3.4. Temporal Frequency Assessment
We assess the volume of the S2 L2A and GF1-ARD images available at study site A (69 tiles in total) in 2020. Specifically, we investigate the amount at different valid data levels in
Figure 12, where valid data refers to the pixels after removing no data and cloud regions.
We find that the total number of GF1-ARD data is large, while the expected data with a valid data rate greater than 80% are much lower. Meanwhile, the amount of valid data varies by month, and the volume decreases in summer and winter due to increased cloud cover, rain, and snow. For instance, in June, only seventeen images have a valid coverage ratio greater than 80%. Fortunately, the S2 to GF1-ARD ratio in these seasons is significantly higher than in others. After merging the S2 data, the temporal frequency of th eGF1-ARD data is significantly increased, which is critical in months when little data is available. Meanwhile, we find that the number of available data is drastically increased, even at the first levels, which greatly benefits the time series analysis.
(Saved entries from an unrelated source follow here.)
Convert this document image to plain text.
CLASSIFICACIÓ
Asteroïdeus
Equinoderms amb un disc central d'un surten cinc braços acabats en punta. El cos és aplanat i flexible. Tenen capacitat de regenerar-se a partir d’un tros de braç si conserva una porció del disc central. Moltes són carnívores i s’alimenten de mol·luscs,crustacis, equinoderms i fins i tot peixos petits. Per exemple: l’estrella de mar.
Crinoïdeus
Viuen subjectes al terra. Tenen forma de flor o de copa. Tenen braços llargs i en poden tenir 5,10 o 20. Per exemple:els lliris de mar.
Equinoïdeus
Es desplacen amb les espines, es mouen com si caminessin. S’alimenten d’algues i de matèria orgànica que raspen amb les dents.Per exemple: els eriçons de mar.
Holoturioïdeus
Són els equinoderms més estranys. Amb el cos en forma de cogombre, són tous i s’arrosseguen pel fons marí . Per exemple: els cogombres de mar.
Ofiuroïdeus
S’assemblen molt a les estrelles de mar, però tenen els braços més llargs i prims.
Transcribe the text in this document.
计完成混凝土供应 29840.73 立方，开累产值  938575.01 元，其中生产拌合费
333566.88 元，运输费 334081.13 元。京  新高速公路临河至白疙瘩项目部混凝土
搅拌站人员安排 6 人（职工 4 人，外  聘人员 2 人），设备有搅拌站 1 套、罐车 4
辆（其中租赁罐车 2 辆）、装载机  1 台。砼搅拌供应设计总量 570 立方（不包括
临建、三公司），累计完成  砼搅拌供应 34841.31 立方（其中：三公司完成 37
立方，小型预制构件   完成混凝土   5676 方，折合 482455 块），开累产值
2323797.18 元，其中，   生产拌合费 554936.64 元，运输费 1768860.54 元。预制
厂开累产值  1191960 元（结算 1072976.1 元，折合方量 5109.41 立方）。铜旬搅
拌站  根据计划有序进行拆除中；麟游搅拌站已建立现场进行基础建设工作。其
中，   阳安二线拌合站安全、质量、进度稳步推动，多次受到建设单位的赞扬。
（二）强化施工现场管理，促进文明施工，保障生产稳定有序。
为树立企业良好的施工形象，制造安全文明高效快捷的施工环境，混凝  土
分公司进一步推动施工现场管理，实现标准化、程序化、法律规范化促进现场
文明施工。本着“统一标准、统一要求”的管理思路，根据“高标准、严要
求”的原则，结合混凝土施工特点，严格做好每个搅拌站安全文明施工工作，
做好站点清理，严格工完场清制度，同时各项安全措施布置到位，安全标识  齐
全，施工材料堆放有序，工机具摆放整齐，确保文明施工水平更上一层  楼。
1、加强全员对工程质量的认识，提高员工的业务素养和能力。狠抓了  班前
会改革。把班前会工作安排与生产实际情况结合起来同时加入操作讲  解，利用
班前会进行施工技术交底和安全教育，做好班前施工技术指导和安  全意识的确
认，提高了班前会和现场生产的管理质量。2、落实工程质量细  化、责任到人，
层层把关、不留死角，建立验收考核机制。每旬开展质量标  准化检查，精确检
Furthermore, to better illustrate the combined effectiveness of merging the S2 data, we give an example of tile “49SGA” from November 2020 to December 2020 in
Figure 13. To imitate the circumstances of practical application, the GF1-ARD with a valid data rate greater than 80% is filtered out, and there are only three images in two months. After combining the S2 data, the frequency of the collection is twice as dense as before. The distributions of the S2 and GF1-ARD are complementary, where the S2 has more data in November and the GF1 has more data in December. As a result, combining the data provides a much denser sequence with less cloud contamination.